F. D. Maurice, Prophets and Kings of the Old Testament, p. 395.

Reference: Jeremiah 18:1-10 . E. H. Plumptre, Expositor, 1st series, vol. iv., p. 469.

Verses 3-4

Jeremiah 18:3-4

(with Jeremiah 19:1-2 , Jeremiah 19:10-11 )

I. There is a Divine ideal possible for every man. God has not made any man simply for destruction. He has an archetype or pattern before Him, which it is possible for each man to reach. That ideal is not the same for all, but it is in each appropriate to and in correspondence with the environment in which he is placed.

II. This ideal is to be attained by a man only through implicit faith in God, and willing obedience to His commands.

It was a profound saying of a great philosopher that "we command nature by obeying her." And similarly we may affirm that we command God by obeying Him.

III. If such faith and obedience are refused by a man, that man's history is marred, and it is no longer possible for him to become what otherwise he might have been. Sin mars the Divine ideal for a man. It deprives him of the full advantage of the skill and help of God in the development of His character. It is no longer possible even for God, in consistency with the moral nature of His government, to make of him all that was originally attainable by him.

IV. If the man should repent and turn to the Lord, he may yet, through the rich forbearance of God, rise to a measure of excellence and usefulness, which, though short of that which was originally possible to him and intended for him, will secure the approval of the Most High.

V. If the man harden himself into persistent rejection of God, show stubborn impenitence, there comes a time when improvement is no longer possible, and there is nothing for him but everlasting destruction from the presence of the Lord and the glory of His power. The clay that was plastic was made into another vessel; but the bottle that was burned into hardness, and was found to be worthless, was broken into pieces and cast out. So when impenitence is perversely persisted in there conies a point at which the heart is so hardened that impenitence is neither thought of nor desired, and the man is abandoned to perdition.

W. M. Taylor, Contrary Winds, p. 150.

Verse 6

Jeremiah 18:6

I. Every human life is, first of all, an idea in the mind of God. The potter is an artist, and it is the thoughts of his head he embodies in the vessels he makes. Our beings are Divine productions, embodied thoughts of the Divine heart, the very work of the Divine hands.

II. Every human life is shaped for a Divine use. When the potter turns a vessel on his wheel, the first pulse of thought concerning it touches its use. It is the use which determines the shape.
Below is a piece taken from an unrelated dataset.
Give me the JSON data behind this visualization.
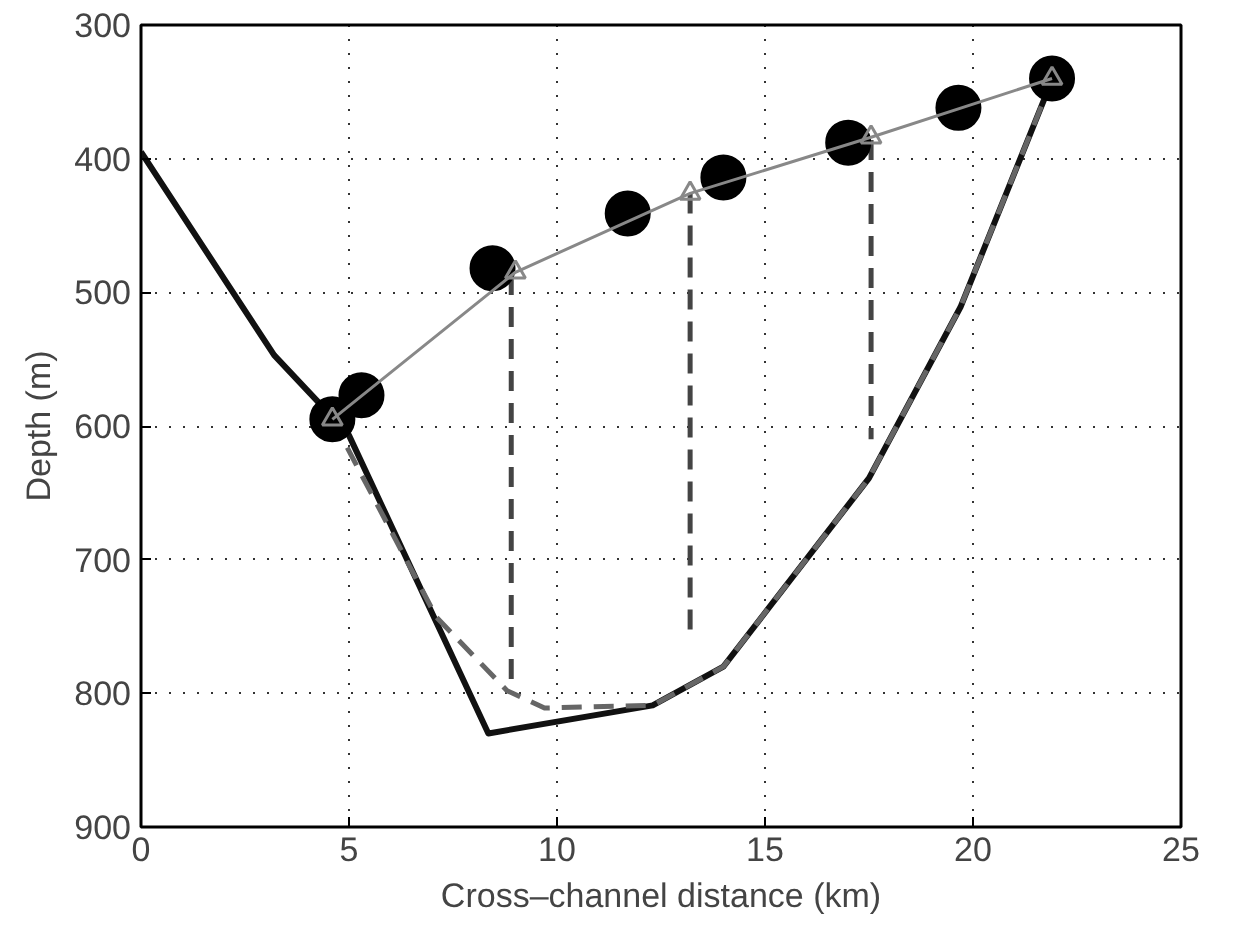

And this holds good in the shaping of human life by God. We are created to be vessels for God, and of God; vessels of His sanctuary, set apart for His service, and filled with all sweet and wholesome things.

III. The third truth in this parable is that lives tried in one shape are sometimes broken up and re-shaped to fulfil themselves in new spheres of different capacities and shapes of the Divine character and life.

IV. God has left it to man himself to decide whether he will be a vessel of honour or dishonour. If we were mere clay, God being Lord and Maker of us, each would pass to the fulfilment of the Divine purpose as stars and trees do, and there would be no after-story of sorrow no divergence from the Divine intention. But we are human beings, not mere clay. The Creator has power over the lives He moulds, but it is never so wielded as to quench the power of choice He has given to us.

V. Be true to the Divine intention and shaping of your lives. The Great Householder reserves for the highest honour the cup which carries the wine to His own lips or to the lips of His guests. Be, each of you, that cup for God. So shall God be well-pleased with the work of His hands.

A. MACLEOD, Days of Heaven upon Earth, p. 23.

References: Jeremiah 18:11 . Spurgeon, My Sermon Notes : Ecclesiastes to Malachi, p. 279. Jeremiah 18:12 . Ibid., Sermons, vol. xii., No. 684.Jeremiah 18:18-19 . J. S. Howson, Good Words, 1868, p. 617. Jeremiah 19:13 . S. Greg, A Layman's Legacy, p. 223.